Tuesday, February 07, 2012

Brilliant Eccentric Historian Norman Davies on "Half-Forgotten Europe"

Norman Davies lost an historian's chair at Stanford due to his over enthusiasm for Poland, which he exalted to the point of deeply discounting their anti-Semitism during World War II.

Davies' thick tome on Europe, named appropriately Europe is a delightful excursion through the dozens of dusty corridors of that cramped little continent. It is one of my favorite reading materials for when I am at stool. Here is a bit of the excellent review of Vanished Kingdoms: The History of Half-Forgotten Europe
Sometimes the most compelling history is the kind that falls between the cracks of the chronicles and subverts fondly-held foundational myths. The ‘official’ history of Europe is variegated enough to give any number of historians lifetimes of employment, but now the 72 year old Slavonic specialist Davies has produced fifteen case studies dating from the fifth to the twentieth centuries to suggest that a great deal of what we take for granted about Europe’s past is “narrative colonization” which ought to be unlearned. He ends with a short chapter, “How states die”, which seeks to formulate “a typology of vanished kingdoms”.

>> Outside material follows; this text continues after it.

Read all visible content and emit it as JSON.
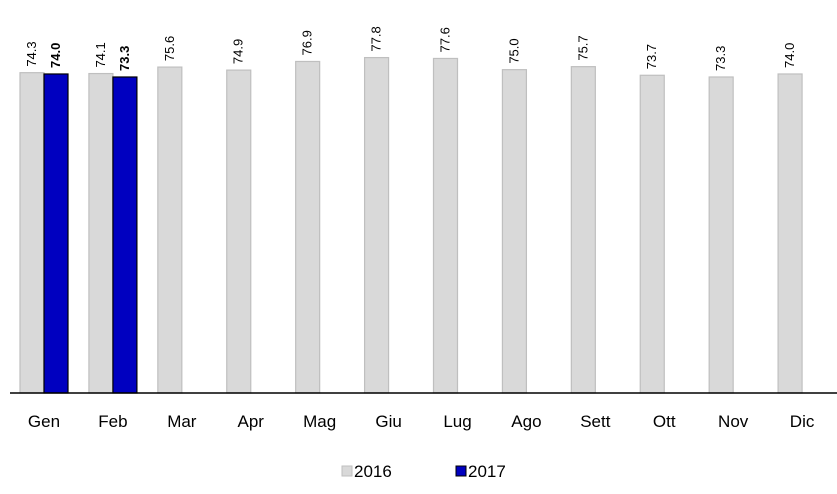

This all makes for an engrossing, evocative and original contribution to European historiography. There will be few who will not unearth some new insight to challenge conventional, convenient versions of events—the flattering histories which Napoleon famously dismissed as “a fable agreed upon”. The “Europe of a hundred flags” wished for by the Breton nationalist Yann Fouéré is more like a Europe of a thousand flags. “The past is not only a foreign country that we half-knew existed” Davies observes—“it is hiding another concealed country behind it, and behind that one, another, and another, like a set of Russian dolls”.

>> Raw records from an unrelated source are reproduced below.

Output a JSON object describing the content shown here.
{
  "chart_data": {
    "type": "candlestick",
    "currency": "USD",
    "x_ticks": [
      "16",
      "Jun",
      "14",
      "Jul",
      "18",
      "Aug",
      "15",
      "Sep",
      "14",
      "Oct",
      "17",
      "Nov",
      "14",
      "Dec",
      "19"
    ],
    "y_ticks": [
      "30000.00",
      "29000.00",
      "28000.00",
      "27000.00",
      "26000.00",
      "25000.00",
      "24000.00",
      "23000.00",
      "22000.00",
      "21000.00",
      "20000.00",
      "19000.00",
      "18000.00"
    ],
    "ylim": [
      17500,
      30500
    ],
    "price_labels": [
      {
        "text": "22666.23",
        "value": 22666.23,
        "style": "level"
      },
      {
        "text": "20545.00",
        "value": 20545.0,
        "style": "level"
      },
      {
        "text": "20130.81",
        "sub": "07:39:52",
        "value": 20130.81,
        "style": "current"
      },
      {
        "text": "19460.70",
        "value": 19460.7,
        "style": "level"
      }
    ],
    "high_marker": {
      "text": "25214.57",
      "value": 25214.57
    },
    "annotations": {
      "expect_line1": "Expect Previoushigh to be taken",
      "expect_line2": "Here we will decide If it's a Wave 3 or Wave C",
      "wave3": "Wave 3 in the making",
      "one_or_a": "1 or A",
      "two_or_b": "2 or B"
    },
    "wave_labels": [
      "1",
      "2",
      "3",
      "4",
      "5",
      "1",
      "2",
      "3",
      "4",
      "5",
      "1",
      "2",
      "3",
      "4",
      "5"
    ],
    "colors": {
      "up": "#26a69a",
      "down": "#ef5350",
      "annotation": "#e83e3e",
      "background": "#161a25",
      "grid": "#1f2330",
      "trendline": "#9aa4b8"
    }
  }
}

Davies is a melancholic and romantic, and his intellectual interests have been influenced by his Welshness, chapel-going and early encounters with Heraclitus and Gibbon. He also possesses a Polonism so pronounced that he has (unjustly) been accused of understating historical Polish anti-Semitism and downplaying Jewish suffering during World War Two. This may have cost him a tenured position at Stanford in 1986, something he clearly still broods upon, despite claiming on his (typo-full) website that

. . . he remembers the episode stoically—as evidence of academic small-mindedness and of [the] fate awaiting anyone who confronts entrenched opinions and prejudices.


It cannot have helped that he is strongly anti-communist. His website entry on his 2006 book Europe at War explains his view that communism was the moral equivalent of nazism:

[T]he war in Europe was dominated by two evil monsters, not by one . . . The liberators of Auschwitz were servants of a regime that ran still larger concentration camps than those they liberated . . . The outcome of the [war] was at best ambiguous. The victory of the West was only partial, its moral reputation was severely tarnished and, for the greater part of the continent of Europe, ‘liberation’ was only the beginning of more than fifty years of further totalitarian oppression.

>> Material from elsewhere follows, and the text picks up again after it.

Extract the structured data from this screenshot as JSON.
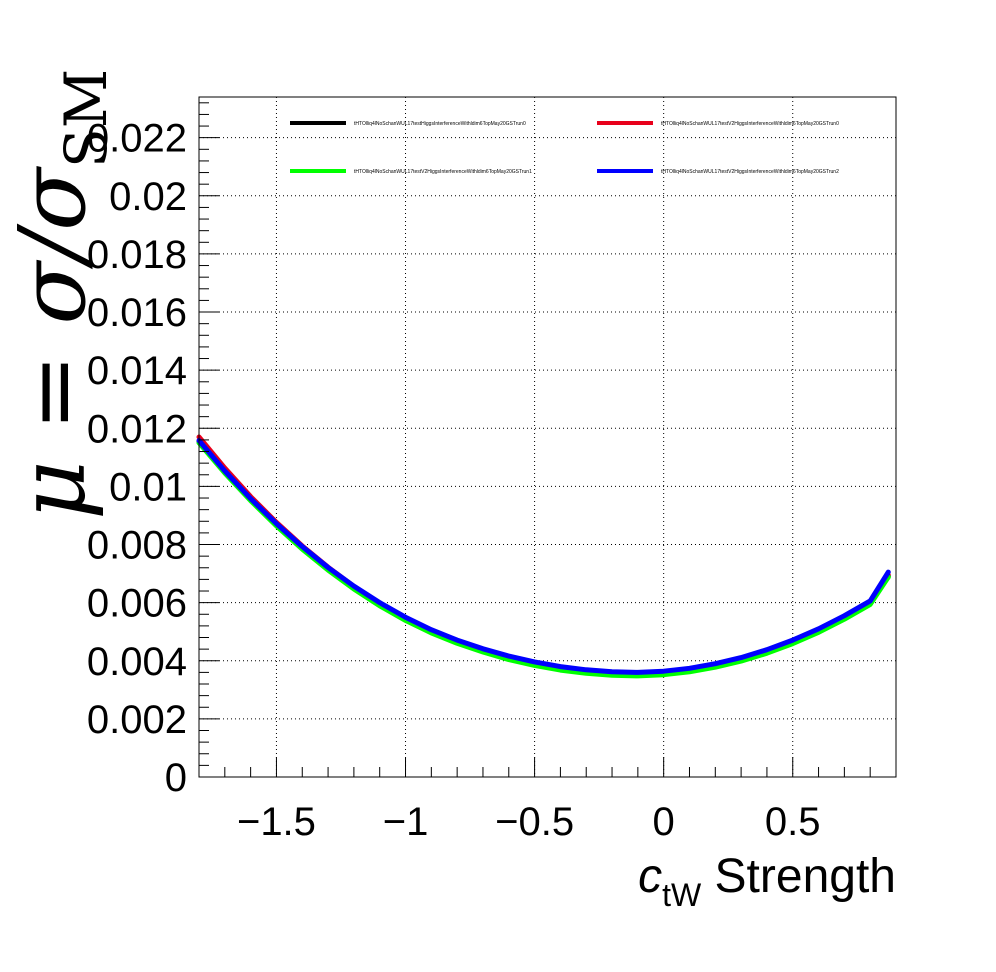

The most recent of his shipwrecks of history is the Soviet Union itself. There were many factors responsible for the USSR’s dissolution, but the problems were fundamental:

[T]he Soviet system was based on extreme force and extreme fraud. Practically everything that Lenin and the Leninists did was accompanied by killing; practically everything they said was based on half-baked theories, a total lack of integrity and bare-faced lies.


He maintains that Gorbachev was probably taken by surprise by the events he expedited—and observes that glasnost, which was invariably rendered in the Western press as “openness”, actually means “publicity”. The subsequent inglorious events traumatized all Russians, and even now feed nationalistic dislike of the oligarchs and the Balt, Turkic, and Chechen separatists of Russia’s near abroad—and of course America. Putin’s rhetoric about the alleged glories of the USSR is coloured by “a strong sense of bafflement” and “pangs of corporate guilt” that he and other insiders did not forestall this degrading dissolution

Davies' account of the USSR closely follows Conquest, Pipes, Solzhenitsyn, Martin Amis, and other brave opponents of the Leftist Leviathan threatening civilization even to this day.